Young Glinka grew up, did well at school, and after leaving university became a marketing and communications officer. He met Brendan D'Amelio when he started dating his sister. D'Amelio worked in marketing and, with an Italian heritage, they shared a love of cured meat. The pair also shared an entrepreneurial streak and founded a small business called Yumski where they would sell kranskys (which they bought from the Poprawskis) at festivals. Their little side business did well. The brothers-in-law found they worked well together and they planned for something bigger.
Then Glinka had a conversation with the Poprawskis in which they revealed they were getting too old and tired to maintain the pace and hard life of making smallgoods. "That was when Brendan and I approached them to buy their business," says Glinka. The young men were put through the hoops to ensure not only did they have the resources to take on the business but the passion to become the guardians of the food culture. Something in their nature convinced the elder sausage makers and just over 12 months ago the duo were handed the keys to the business.
They also took on the responsibility of the staff, many of whom had been working with Poprawskis since they started in the early 1990s. One of them, Michal Lasota (pictured centre), is one the most important members of the smallgoods making team. "The Polish people would look at Brendan and me and call us 'mlody wujek', which means 'young uncle'. Glinka and D'Amelio have since done a few minor renovations to the deli and also took over the shop next door, opening it as Young Uncles Food and Drink in March this year.
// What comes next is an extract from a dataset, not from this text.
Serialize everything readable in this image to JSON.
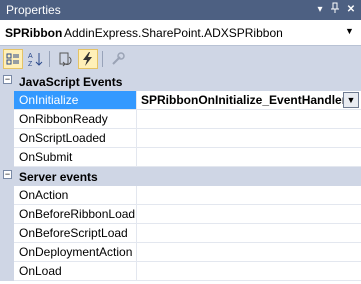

The deli is still the meeting place for the local Poles with English definitely the second language. The cafe next door attracts a younger crowd of local hipsters attracted to $6 jaffles made with smoky bacon or polish sausage with cheese and tomato, and $10 Cuban sandwiches made with ham, pulled pork, red cabbage and pickles. In honour of their kransky festival marquee beginnings the men celebrate each Wednesday with $6 weiners – a smoked sausage in a brioche bun. "This is Dandenong. We have to be cheap," says Glinka. "But the people around here know their quality."
Uncle's Smallgoods is hosting a special event to mark The Age Good Food Month. The Smokehouse to Plate – Smallgoods Appreciation Club is a chance to learn smoking techniques and taste different smallgoods. Thursday, November 20; $60; phone: 9793 0135.
Uncle's Smallgoods: 123 Thomas Street, Dandenong, 9793 0135. Open: Tuesday, 9am-4pm; Wednesday-Thursday, 9am-5pm; Friday, 8am-5pm; and Saturday 7am-1pm.
Young Uncles: Monday-Friday, 7.30am-3pm.